Evaluating Text-to-Image Generated Photorealistic Images of Human Anatomy

Paula Muhr; Yating Pan; Charlotte Tumescheit; Ann-Kathrin Kübler; Hatice Kübra Parmaksiz; Cheng Chen; Pablo Sebastián Bolaños Orozco; Soeren S Lienkamp; Janna Hastings

doi:10.7759/cureus.74193

Evaluating Text-to-Image Generated Photorealistic Images of Human Anatomy

Cureus. 2024 Nov 21;16(11):e74193. doi: 10.7759/cureus.74193. eCollection 2024 Nov.

Authors

Paula Muhr¹, Yating Pan², Charlotte Tumescheit¹, Ann-Kathrin Kübler², Hatice Kübra Parmaksiz², Cheng Chen², Pablo Sebastián Bolaños Orozco², Soeren S Lienkamp³, Janna Hastings¹

Affiliations

¹ Faculty of Medicine, Institute for Implementation Science in Health Care, University of Zurich, Zurich, CHE.
² Digital Society Initiative, University of Zurich, Zurich, CHE.
³ Faculty of Medicine, Institute for Anatomy, University of Zurich, Zurich, CHE.

Abstract

Background: Generative artificial intelligence (AI) models that can produce photorealistic images from text descriptions have many applications in medicine, including medical education and the generation of synthetic data. However, it can be challenging to evaluate their heterogeneous outputs and to compare between different models. There is a need for a systematic approach enabling image and model comparisons.

Method: To address this gap, we developed an error classification system for annotating errors in AI-generated photorealistic images of humans and applied our method to a corpus of 240 images generated with three different models (DALL-E 3, Stable Diffusion XL, and Stable Cascade) using 10 prompts with eight images per prompt.

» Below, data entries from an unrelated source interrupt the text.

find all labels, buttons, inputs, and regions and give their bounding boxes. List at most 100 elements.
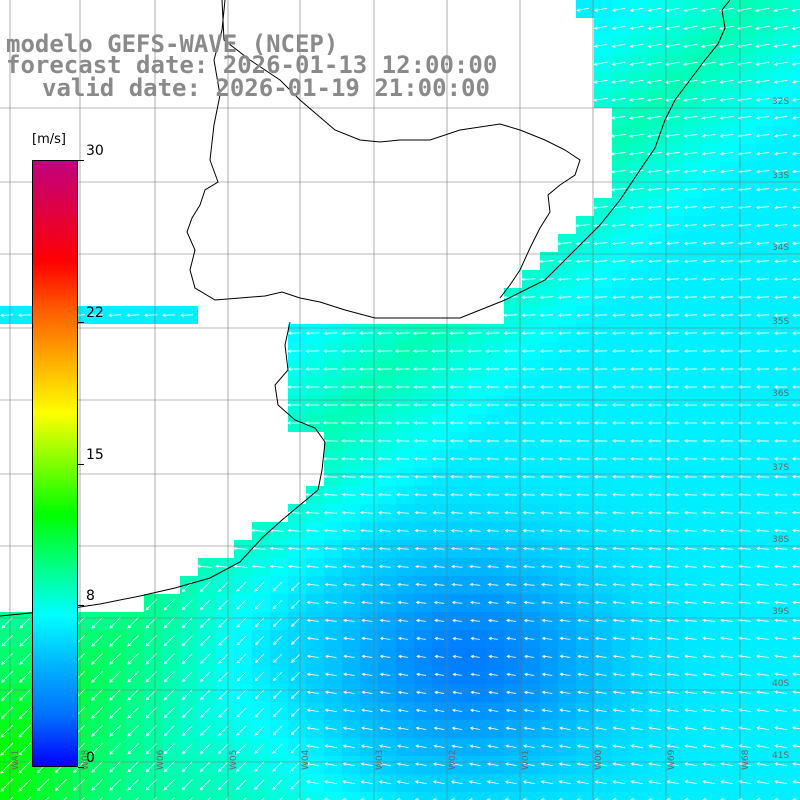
wind-arrow	[360, 528, 374, 533]
wind-arrow	[755, 134, 770, 138]
wind-arrow	[359, 439, 374, 443]
speed-cell	[378, 792, 396, 800]
wind-arrow	[577, 672, 589, 677]
wind-arrow	[254, 779, 265, 790]
wind-arrow	[0, 688, 14, 702]
wind-arrow	[594, 636, 607, 641]
wind-arrow	[539, 259, 554, 264]
wind-arrow	[415, 582, 427, 587]
wind-arrow	[359, 331, 374, 336]
wind-arrow	[720, 708, 734, 713]
wind-arrow	[647, 277, 662, 282]
wind-arrow	[469, 744, 481, 748]
wind-arrow	[416, 690, 427, 695]
wind-arrow	[486, 780, 499, 785]
wind-arrow	[719, 367, 734, 371]
wind-arrow	[630, 600, 643, 605]
wind-arrow	[593, 97, 608, 102]
valid-date: valid date: 2026-01-19 21:00:00	[42, 74, 490, 102]
wind-arrow	[720, 690, 734, 694]
colorbar	[32, 160, 78, 767]
wind-arrow	[379, 708, 391, 713]
lat-label: 34S	[772, 243, 789, 253]
wind-arrow	[541, 654, 553, 659]
wind-arrow	[541, 618, 553, 623]
wind-arrow	[557, 313, 572, 318]
wind-arrow	[737, 259, 752, 264]
wind-arrow	[522, 439, 536, 443]
wind-arrow	[341, 367, 356, 371]
wind-arrow	[756, 546, 770, 551]
wind-arrow	[414, 510, 427, 515]
wind-arrow	[81, 797, 85, 800]
wind-arrow	[397, 708, 409, 713]
wind-arrow	[719, 295, 734, 300]
wind-arrow	[630, 618, 643, 623]
wind-arrow	[323, 474, 338, 479]
wind-arrow	[342, 744, 355, 749]
model-title: modelo GEFS-WAVE (NCEP)	[6, 30, 339, 58]
wind-arrow	[468, 474, 482, 479]
wind-arrow	[413, 367, 428, 371]
wind-arrow	[127, 743, 139, 755]
wind-arrow	[503, 367, 518, 371]
wind-arrow	[665, 367, 680, 371]
wind-arrow	[720, 582, 734, 587]
wind-arrow	[612, 510, 626, 515]
wind-arrow	[702, 510, 716, 515]
wind-arrow	[109, 671, 121, 683]
wind-arrow	[737, 223, 752, 228]
wind-arrow	[342, 564, 355, 569]
wind-arrow	[557, 277, 572, 282]
wind-arrow	[575, 277, 590, 282]
wind-arrow	[340, 403, 356, 407]
wind-arrow	[522, 457, 536, 461]
wind-arrow	[109, 635, 121, 647]
wind-arrow	[593, 349, 608, 353]
wind-arrow	[470, 654, 480, 659]
wind-arrow	[719, 61, 734, 66]
wind-arrow	[576, 582, 589, 587]
wind-arrow	[486, 546, 499, 551]
wind-arrow	[756, 762, 770, 767]
wind-arrow	[218, 707, 229, 718]
wind-arrow	[486, 492, 499, 497]
wind-arrow	[324, 564, 337, 569]
wind-arrow	[719, 97, 734, 102]
wind-arrow	[521, 277, 536, 282]
wind-arrow	[701, 295, 716, 300]
wind-arrow	[737, 313, 752, 318]
wind-arrow	[773, 313, 788, 318]
wind-arrow	[414, 546, 427, 551]
wind-arrow	[791, 62, 800, 66]
wind-arrow	[612, 618, 625, 623]
speed-cell	[504, 792, 522, 800]
wind-arrow	[665, 331, 680, 335]
wind-arrow	[737, 403, 752, 407]
speed-cell	[792, 198, 800, 216]
wind-arrow	[127, 653, 139, 665]
wind-arrow	[577, 690, 589, 695]
wind-arrow	[450, 546, 463, 551]
colorbar-tick-mark	[78, 463, 84, 465]
wind-arrow	[233, 564, 248, 569]
wind-arrow	[665, 241, 680, 246]
wind-arrow	[287, 546, 302, 551]
wind-arrow	[593, 205, 608, 210]
wind-arrow	[415, 564, 427, 569]
wind-arrow	[629, 241, 644, 246]
wind-arrow	[470, 636, 480, 641]
wind-arrow	[523, 672, 535, 677]
wind-arrow	[506, 636, 517, 641]
speed-cell	[792, 594, 800, 612]
wind-arrow	[629, 205, 644, 210]
wind-arrow	[774, 205, 788, 210]
wind-arrow	[73, 779, 85, 791]
wind-arrow	[434, 636, 445, 641]
wind-arrow	[792, 780, 800, 784]
wind-arrow	[413, 457, 428, 461]
wind-arrow	[773, 79, 788, 84]
wind-arrow	[791, 474, 800, 479]
wind-arrow	[397, 654, 409, 659]
wind-arrow	[558, 744, 571, 749]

Results: The error classification system identifies five different error types with three different severities across five anatomical regions and specifies an associated quantitative scoring method based on aggregated proportions of errors per expected count of anatomical components for the generated image. We assessed inter-rater agreement by double-annotating 25% of the images and calculating Krippendorf's alpha and compared results across the three models and 10 prompts quantitatively using a cumulative score per image. The error classification system, accompanying training manual, generated image collection, annotations, and all associated scripts, is available from our GitHub repository at https://github.com/hastingslab-org/ai-human-images. Inter-rater agreement was relatively poor, reflecting the subjectivity of the error classification task. Model comparisons revealed that DALL-E 3 performed consistently better than Stable Diffusion; however, the latter generated images reflecting more diversity in personal attributes. Images with groups of people were more challenging for all the models than individuals or pairs; some prompts were challenging for all models.

Conclusion: Our method enables systematic comparison of AI-generated photorealistic images of humans; our results can serve to catalyse improvements in these models for medical applications.

Keywords: ai in medicine; anatomical education; diffusion model; generative ai; large multi-modal model; medical image; photorealistic synthetic anatomical image; text-to-image generation.

Grants and funding

The project was supported by funding from the University of Zurich’s Digital Society Initiative and the Swiss National Science Foundation under grant agreement 209510.